How Scott Paper’s Stephen Blythe is cleaning up in paper towels

When Stephen Blythe joined Scott Paper back in 1995, he finally had the opportunity to practise what he had been preaching for years. Blythe moved out to Atlantic Canada to join Scott as key customer manager, after a career in category management at Markham, Ont.-based ACNielsen.

When Stephen Blythe joined Scott Paper back in 1995, he finally had the opportunity to practise what he had been preaching for years. Blythe moved out to Atlantic Canada to join Scott as key customer manager, after a career in category management at Markham, Ont.-based ACNielsen.

‘It was a wonderful opportunity to take all those Nielsen methodologies and put them into practice,’ he recalls, adding that the methodologies entail ‘looking at categories as individual or unique business units [in order] to bring win-win situations to both the retailer and Scott.’

Indeed, this training benefited Scott Paper, which quickly grew its business to record levels in the east.

Adds Blythe: ‘We stayed disciplined through the methodology and it paid back in huge dividends. So much so that the organization decided to move me up to the corporate office in 1998 to take on a new role, as national customer resource manager. It involved taking all those category management methodologies and putting them into practice in our key accounts all across the country.’

The move to Scott’s Mississauga, Ont.-based head office was a sort of homecoming for the London, Ont. native, but he still misses the East Coast. ‘It’s a wonderful place to live and have a career. There’s a nice balance between those two parts of your life.’

Although Blythe continues to strive for that same balance in work-crazed Ontario, he still managed to find time to chat with Strategy about the advantages of being employed by a Canadian company, the value of getting Canadians to think of paper towels in new ways, and the dangers of product innovation.

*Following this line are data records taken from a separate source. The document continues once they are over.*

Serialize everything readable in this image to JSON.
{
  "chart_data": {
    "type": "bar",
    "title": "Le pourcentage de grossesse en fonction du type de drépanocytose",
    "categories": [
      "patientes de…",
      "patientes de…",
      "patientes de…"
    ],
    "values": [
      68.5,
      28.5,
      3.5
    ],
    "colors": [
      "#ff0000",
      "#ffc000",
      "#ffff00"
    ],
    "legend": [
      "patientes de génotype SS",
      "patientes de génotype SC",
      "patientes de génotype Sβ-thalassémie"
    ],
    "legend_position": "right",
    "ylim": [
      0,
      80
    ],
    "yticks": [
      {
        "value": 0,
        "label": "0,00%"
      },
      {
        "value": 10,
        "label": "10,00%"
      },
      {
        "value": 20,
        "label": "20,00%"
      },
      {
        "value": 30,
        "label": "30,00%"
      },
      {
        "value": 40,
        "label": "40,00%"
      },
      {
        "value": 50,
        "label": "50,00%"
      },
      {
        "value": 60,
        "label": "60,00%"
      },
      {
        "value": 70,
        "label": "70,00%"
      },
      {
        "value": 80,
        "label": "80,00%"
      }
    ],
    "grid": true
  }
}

Considering you’re marketing paper towels, your ads have been innovative and creative. How have you been able to do that at a large packaged goods company?

The first thing is, hey, we’re a Canadian company. The decisions on the category for the most part happened at my desk. I’ve been empowered by our leadership team and VP of marketing [Nancy Marcus] to really push the envelope and make Scott Towels a contemporary, confident brand in the Canadian marketplace.

The campaigns from John St. [in Toronto] and Palm Publicité in Quebec have been very successful. If you look at the recall on our advertising, we’re searing that message of ‘getting you out of big messes’ in the Canadian consumer’s mind. The brand is clearly in growth.

[According to John St.'s entry for Strategy's 2003 Agency of the Year, the 'Big Messes' campaign resulted in a 15% growth in volume.]

What’s the key to marketing a product in a mature market?

I don’t necessarily see paper towels as a mature market. If you compare it to other household goods, from a household penetration perspective, it’s somewhat underdeveloped. It’s at about 84%, so there are wonderful opportunities to get consumers to think about using the product in alternative ways.

When you look at our print campaign, with the dog, the paint can and the hot dog, that’s very much what we’ve been trying to do. And if we can do that, it will grow the category and grow our overall volume.

We also just launched a new Web site, Bigmess.ca, and what we’re trying to do is leverage our campaign and make it ubiquitous. On the site, we ask consumers how they use the product. It’s trying to create that emotional link with them.

How important is product innovation to your category?

Clearly it’s very much a part of this particular category. It’s something that we are constantly looking at – what is the newest, greatest, and breakthrough idea? We haven’t launched what I would consider a revolutionary new product recently, but we have ideas that we are looking to launch in the foreseeable future. We haven’t rushed to market, because we’re doing our homework.

As we all know, many products are launched and many fail. We try to stay somewhat disciplined. I think it goes back to talking to and listening to the consumer, and getting insights from them, which can help you lead your product development or your new technologies.

What’s your favourite pastime outside of work?

Golf. And, you know, I have a young family, with three children. Eoin (pronounced Owen) is six, Emma is four and Colin is a one-year-old. I’m very much involved in their activities. I’m a soccer coach, and I’m trying to be that super dad. It’s a huge balance.